現地のガイドの方によれば、大久野島周辺が地元の池田勇人元首相が、毒ガスの暗い記憶を消すために休暇村の整備を推進したという。確かに、毒ガスという言葉には負のイメージが伴う。だが、たとえ暗い過去であろうとも、それを無かったことにしてはならない。日本は原爆の被害を受けた「被害者」であると同時に、毒ガスを用いて多くの命を奪った「加害者」でもある。このどちらか一方の立場だけを知るのではなく、両方の歴史に真摯に向き合うことが、過去と向き合い、未来に責任を持つ姿勢につながるのだと感じた。

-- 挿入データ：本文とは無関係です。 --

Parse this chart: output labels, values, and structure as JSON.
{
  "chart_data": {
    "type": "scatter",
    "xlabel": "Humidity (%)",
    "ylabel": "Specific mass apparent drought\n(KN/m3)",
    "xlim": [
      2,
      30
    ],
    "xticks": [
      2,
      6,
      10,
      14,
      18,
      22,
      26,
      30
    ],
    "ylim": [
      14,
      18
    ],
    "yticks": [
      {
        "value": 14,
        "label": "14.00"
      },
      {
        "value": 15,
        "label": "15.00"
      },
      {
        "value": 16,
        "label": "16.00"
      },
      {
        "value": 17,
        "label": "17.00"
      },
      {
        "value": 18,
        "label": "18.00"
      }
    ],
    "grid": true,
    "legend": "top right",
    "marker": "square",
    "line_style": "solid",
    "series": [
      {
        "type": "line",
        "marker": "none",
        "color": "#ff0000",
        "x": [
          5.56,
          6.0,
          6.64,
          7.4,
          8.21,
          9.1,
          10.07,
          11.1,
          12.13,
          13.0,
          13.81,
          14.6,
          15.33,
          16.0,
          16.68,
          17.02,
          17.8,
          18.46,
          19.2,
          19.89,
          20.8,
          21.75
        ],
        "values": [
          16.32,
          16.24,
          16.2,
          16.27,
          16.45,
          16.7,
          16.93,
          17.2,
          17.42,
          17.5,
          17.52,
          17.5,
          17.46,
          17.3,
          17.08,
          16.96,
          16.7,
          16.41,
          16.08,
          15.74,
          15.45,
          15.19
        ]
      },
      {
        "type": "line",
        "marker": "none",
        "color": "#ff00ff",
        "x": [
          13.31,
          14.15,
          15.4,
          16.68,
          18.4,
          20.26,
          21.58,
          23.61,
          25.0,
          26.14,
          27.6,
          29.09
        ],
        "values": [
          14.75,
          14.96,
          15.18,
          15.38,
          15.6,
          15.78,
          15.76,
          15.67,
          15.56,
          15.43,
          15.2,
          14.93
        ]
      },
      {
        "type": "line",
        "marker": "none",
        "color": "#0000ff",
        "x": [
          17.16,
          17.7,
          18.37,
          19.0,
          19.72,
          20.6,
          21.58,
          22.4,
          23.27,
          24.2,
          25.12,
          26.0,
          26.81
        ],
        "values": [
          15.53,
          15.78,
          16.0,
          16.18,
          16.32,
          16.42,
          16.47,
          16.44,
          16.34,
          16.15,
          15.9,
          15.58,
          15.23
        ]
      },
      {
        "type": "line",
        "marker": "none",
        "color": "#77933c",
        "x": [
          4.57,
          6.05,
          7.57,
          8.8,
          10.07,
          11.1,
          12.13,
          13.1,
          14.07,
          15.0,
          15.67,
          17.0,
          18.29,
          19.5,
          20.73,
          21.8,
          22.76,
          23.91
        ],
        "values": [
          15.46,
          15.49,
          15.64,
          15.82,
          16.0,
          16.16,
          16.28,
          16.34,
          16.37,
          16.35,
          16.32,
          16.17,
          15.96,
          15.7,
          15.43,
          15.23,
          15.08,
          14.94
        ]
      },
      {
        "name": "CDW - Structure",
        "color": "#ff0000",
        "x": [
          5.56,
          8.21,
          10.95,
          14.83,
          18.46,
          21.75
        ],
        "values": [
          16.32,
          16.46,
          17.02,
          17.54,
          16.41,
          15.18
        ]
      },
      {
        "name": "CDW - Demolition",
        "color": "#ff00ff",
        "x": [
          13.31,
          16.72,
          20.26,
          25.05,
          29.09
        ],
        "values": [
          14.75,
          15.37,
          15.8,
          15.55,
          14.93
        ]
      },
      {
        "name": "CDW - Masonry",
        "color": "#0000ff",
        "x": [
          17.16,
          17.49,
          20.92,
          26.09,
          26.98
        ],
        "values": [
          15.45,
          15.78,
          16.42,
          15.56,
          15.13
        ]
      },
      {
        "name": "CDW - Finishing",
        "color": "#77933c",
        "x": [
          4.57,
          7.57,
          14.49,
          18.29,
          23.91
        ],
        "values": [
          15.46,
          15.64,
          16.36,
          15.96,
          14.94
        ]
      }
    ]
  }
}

今回、広島の原爆資料館を訪れ、小学校6年生のときに行った時とは違う気持ちになった。事前学習で映画『太陽の子』を見ていたことで、単に「かわいそう」「ひどい」といった印象だけではなく、特に今回は、日本も実は原爆を作ろうと研究していたことを知った上で訪れたため、「もし日本がアメリカよりも先に原爆を完成させていたら、日本が他の国に原爆を使っていたのかもしれない」と、とても複雑な思いに駆られた。実際に日本でも1940年代に原爆開発が進められていたものの、資源や技術の限界で完成には至らなかったと知り、偶然や立場の違いだけで被害者・加害者の関係は変わるのだという人間の怖さも感じた。また、語り部さんのお話も心に残った。その方は1歳で被爆したため当時の記憶はほとんどなかったそうだが、その後の苦労や病気との闘い、被爆から60年経ってから急に原爆によるガンと正式に診断された話などを聞き、原爆の恐ろしさが「遠い昔の話」ではないことを実感した。言葉にならないほどの重みがあり、ただ「かわいそう」と共感するだけでは足りないこと、体験した人から直接聞くことで歴史のリアルさと伝えることの大切さをあらためて感じた。今回は、歴史の事実、戦争の残酷さ、そして人としてどう生きるかについても深く考えされられる貴重な機会となった。